Vor allem in Deutschland erreichten die Proteste Ausmasse, die für ein Netz-Thema aussergewöhnlich sind. Das liegt vielleicht auch daran, dass zwei politische Akteure auf EU-Ebene den Diskurs prägten, die beide Deutsche sind: der EVP-Abgeordnete Axel Voss (CDU) und Julia Reda, die bislang für die Piratenpartei im EU-Parlament sass.

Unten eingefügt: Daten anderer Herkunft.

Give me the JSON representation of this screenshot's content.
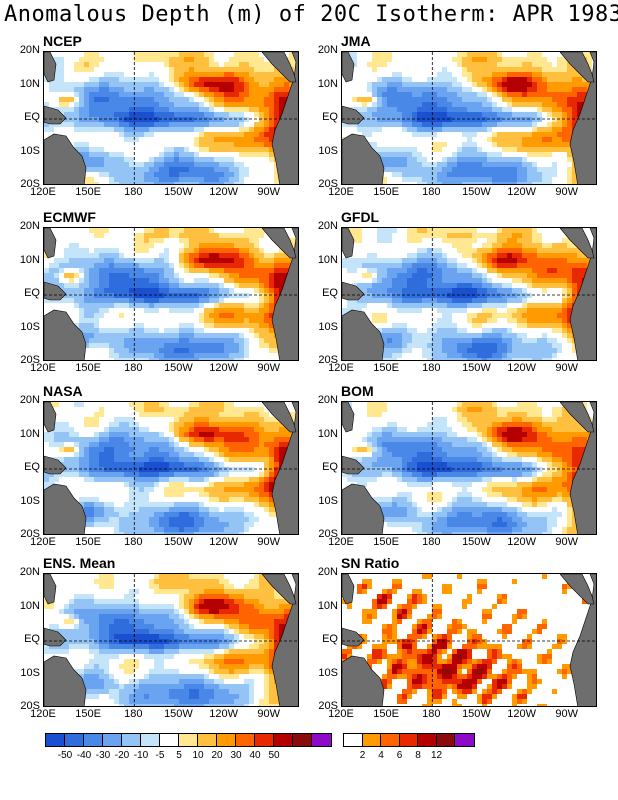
{
  "title": "Anomalous Depth (m) of 20C Isotherm: APR 1983",
  "lat_labels": [
    "20N",
    "10N",
    "EQ",
    "10S",
    "20S"
  ],
  "lon_labels": [
    "120E",
    "150E",
    "180",
    "150W",
    "120W",
    "90W"
  ],
  "colors": {
    "land": "#6e6e6e",
    "dash": "#000000"
  },
  "panels": [
    {
      "id": "ncep",
      "label": "NCEP",
      "kind": "anomaly",
      "seed": 11
    },
    {
      "id": "jma",
      "label": "JMA",
      "kind": "anomaly",
      "seed": 23
    },
    {
      "id": "ecmwf",
      "label": "ECMWF",
      "kind": "anomaly",
      "seed": 37
    },
    {
      "id": "gfdl",
      "label": "GFDL",
      "kind": "anomaly",
      "seed": 41
    },
    {
      "id": "nasa",
      "label": "NASA",
      "kind": "anomaly",
      "seed": 53
    },
    {
      "id": "bom",
      "label": "BOM",
      "kind": "anomaly",
      "seed": 67
    },
    {
      "id": "ens",
      "label": "ENS. Mean",
      "kind": "anomaly",
      "seed": 79
    },
    {
      "id": "sn",
      "label": "SN Ratio",
      "kind": "snratio",
      "seed": 97
    }
  ],
  "anomaly_colorbar": {
    "colors": [
      "#1a50d0",
      "#2f6cdc",
      "#4a88e8",
      "#6aa4f0",
      "#94c4f6",
      "#c4e4fa",
      "#ffffff",
      "#ffe890",
      "#ffc040",
      "#ff9a00",
      "#ff6400",
      "#e82800",
      "#b40000",
      "#8c0a0a",
      "#8c0cc8"
    ],
    "labels": [
      "-50",
      "-40",
      "-30",
      "-20",
      "-10",
      "-5",
      "5",
      "10",
      "20",
      "30",
      "40",
      "50"
    ]
  },
  "sn_colorbar": {
    "colors": [
      "#ffffff",
      "#ff9a00",
      "#ff6400",
      "#e82800",
      "#b40000",
      "#8c0a0a",
      "#8c0cc8"
    ],
    "labels": [
      "2",
      "4",
      "6",
      "8",
      "12"
    ]
  },
  "chart_data": {
    "type": "heatmap",
    "title": "Anomalous Depth (m) of 20C Isotherm: APR 1983",
    "x_axis": {
      "range": [
        "120E",
        "70W"
      ],
      "ticks": [
        "120E",
        "150E",
        "180",
        "150W",
        "120W",
        "90W"
      ]
    },
    "y_axis": {
      "range": [
        "20S",
        "20N"
      ],
      "ticks": [
        "20N",
        "10N",
        "EQ",
        "10S",
        "20S"
      ]
    },
    "units": "m",
    "series": [
      {
        "name": "NCEP"
      },
      {
        "name": "JMA"
      },
      {
        "name": "ECMWF"
      },
      {
        "name": "GFDL"
      },
      {
        "name": "NASA"
      },
      {
        "name": "BOM"
      },
      {
        "name": "ENS. Mean"
      },
      {
        "name": "SN Ratio"
      }
    ],
    "anomaly_levels": [
      -50,
      -40,
      -30,
      -20,
      -10,
      -5,
      5,
      10,
      20,
      30,
      40,
      50
    ],
    "sn_levels": [
      2,
      4,
      6,
      8,
      12
    ],
    "reference_lines": [
      "EQ",
      "180"
    ],
    "grid": false
  }
}
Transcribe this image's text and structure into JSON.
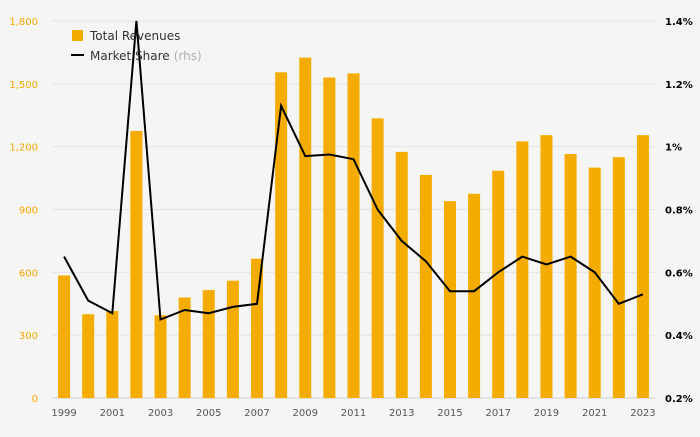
{
  "chart_data": {
    "type": "bar+line",
    "x": [
      "1999",
      "2000",
      "2001",
      "2002",
      "2003",
      "2004",
      "2005",
      "2006",
      "2007",
      "2008",
      "2009",
      "2010",
      "2011",
      "2012",
      "2013",
      "2014",
      "2015",
      "2016",
      "2017",
      "2018",
      "2019",
      "2020",
      "2021",
      "2022",
      "2023"
    ],
    "x_tick_labels": [
      "1999",
      "2001",
      "2003",
      "2005",
      "2007",
      "2009",
      "2011",
      "2013",
      "2015",
      "2017",
      "2019",
      "2021",
      "2023"
    ],
    "series": [
      {
        "name": "Total Revenues",
        "type": "bar",
        "axis": "left",
        "color": "#f5ac00",
        "values": [
          585,
          400,
          415,
          1275,
          395,
          480,
          515,
          560,
          665,
          1555,
          1625,
          1530,
          1550,
          1335,
          1175,
          1065,
          940,
          975,
          1085,
          1225,
          1255,
          1165,
          1100,
          1150,
          1255
        ]
      },
      {
        "name": "Market Share",
        "name_suffix": "(rhs)",
        "type": "line",
        "axis": "right",
        "color": "#000000",
        "values": [
          0.65,
          0.51,
          0.47,
          1.4,
          0.45,
          0.48,
          0.47,
          0.49,
          0.5,
          1.13,
          0.97,
          0.975,
          0.96,
          0.8,
          0.7,
          0.635,
          0.54,
          0.54,
          0.6,
          0.65,
          0.625,
          0.65,
          0.6,
          0.5,
          0.53
        ]
      }
    ],
    "y_left": {
      "ylim": [
        0,
        1800
      ],
      "ticks": [
        "0",
        "300",
        "600",
        "900",
        "1,200",
        "1,500",
        "1,800"
      ],
      "color": "#f5a800"
    },
    "y_right": {
      "ylim": [
        0.2,
        1.4
      ],
      "ticks": [
        "0.2%",
        "0.4%",
        "0.6%",
        "0.8%",
        "1%",
        "1.2%",
        "1.4%"
      ],
      "color": "#000000"
    },
    "grid": true,
    "legend": "top-left"
  }
}
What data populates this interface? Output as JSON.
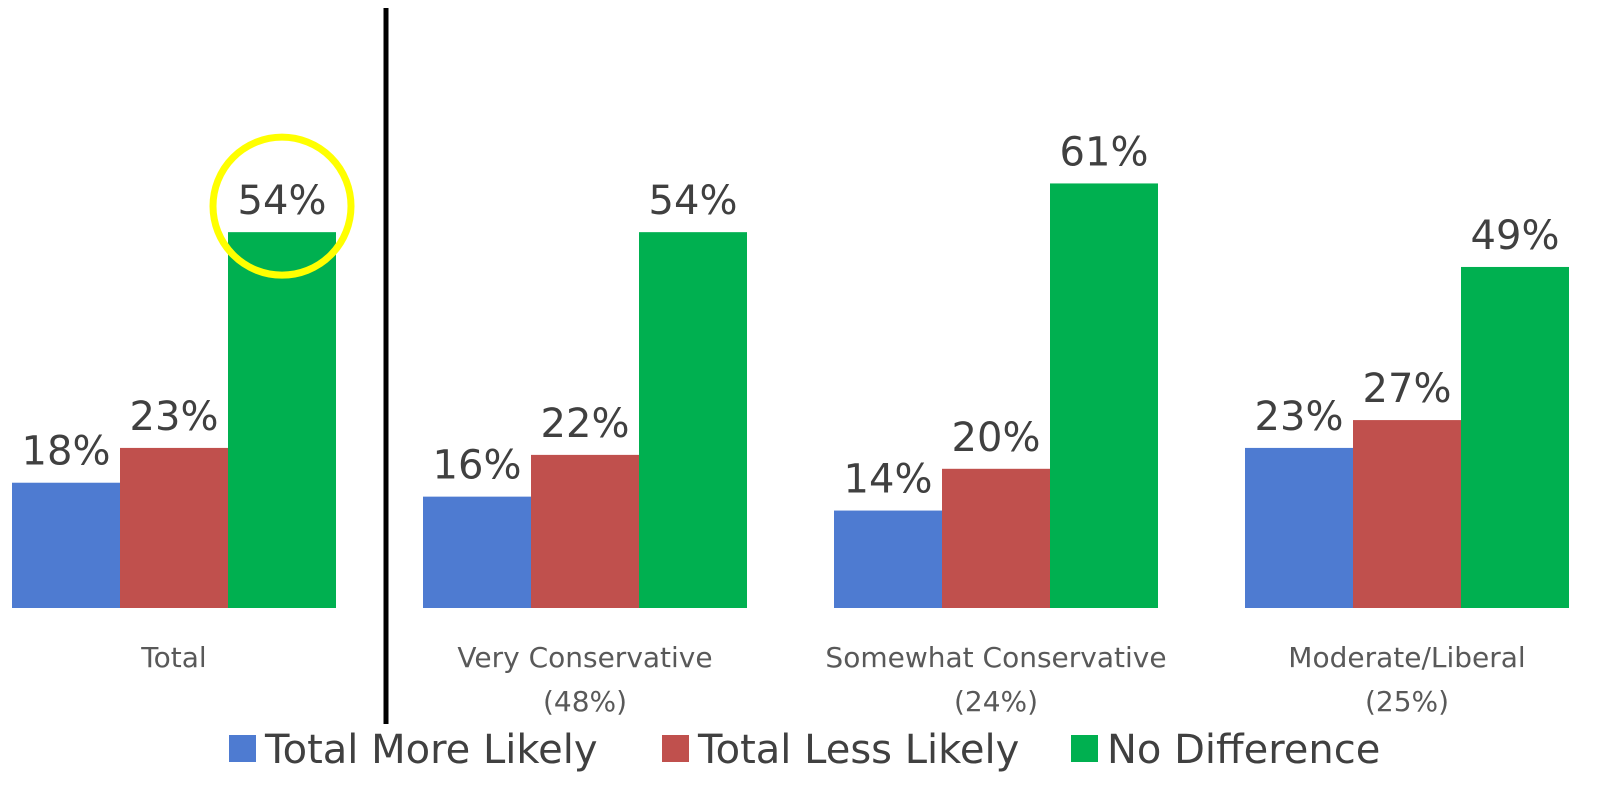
{
  "chart_data": {
    "type": "bar",
    "categories": [
      [
        "Total"
      ],
      [
        "Very Conservative",
        "(48%)"
      ],
      [
        "Somewhat Conservative",
        "(24%)"
      ],
      [
        "Moderate/Liberal",
        "(25%)"
      ]
    ],
    "series": [
      {
        "name": "Total More Likely",
        "color": "#4e7bd1",
        "values": [
          18,
          16,
          14,
          23
        ]
      },
      {
        "name": "Total Less Likely",
        "color": "#c0504d",
        "values": [
          23,
          22,
          20,
          27
        ]
      },
      {
        "name": "No Difference",
        "color": "#00b050",
        "values": [
          54,
          54,
          61,
          49
        ]
      }
    ],
    "value_suffix": "%",
    "ylim": [
      0,
      75
    ],
    "grid": false,
    "legend_position": "bottom",
    "highlight": {
      "category": "Total",
      "series": "No Difference",
      "color": "#ffff00"
    },
    "divider_after_category": "Total"
  }
}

Die 32-Jährige wurde 2014 vom Rechtsausschuss des EU-Parlaments als Berichterstatterin für die Umsetzung der EU-Urheberrichtlinie von 2001 bestimmt. Voss, 56 Jahre alt und seit 1996 CDU-Mitglied, hat diese Funktion für die aktuellen Verhandlungen um die Richtlinie inne. Eine richtig gute Figur machten weder der Konservative Voss noch die Piratin Reda. Voss erntete einen Shitstorm von epischen Ausmassen, nachdem er Gegner der Richtlinie als ferngesteuerte Bots beschimpft hatte. Reda beendete ihre politische Karriere nur einen Tag nach der Abstimmung, indem sie die Piraten verliess - und öffentlich davon abriet, diese Partei zu wählen.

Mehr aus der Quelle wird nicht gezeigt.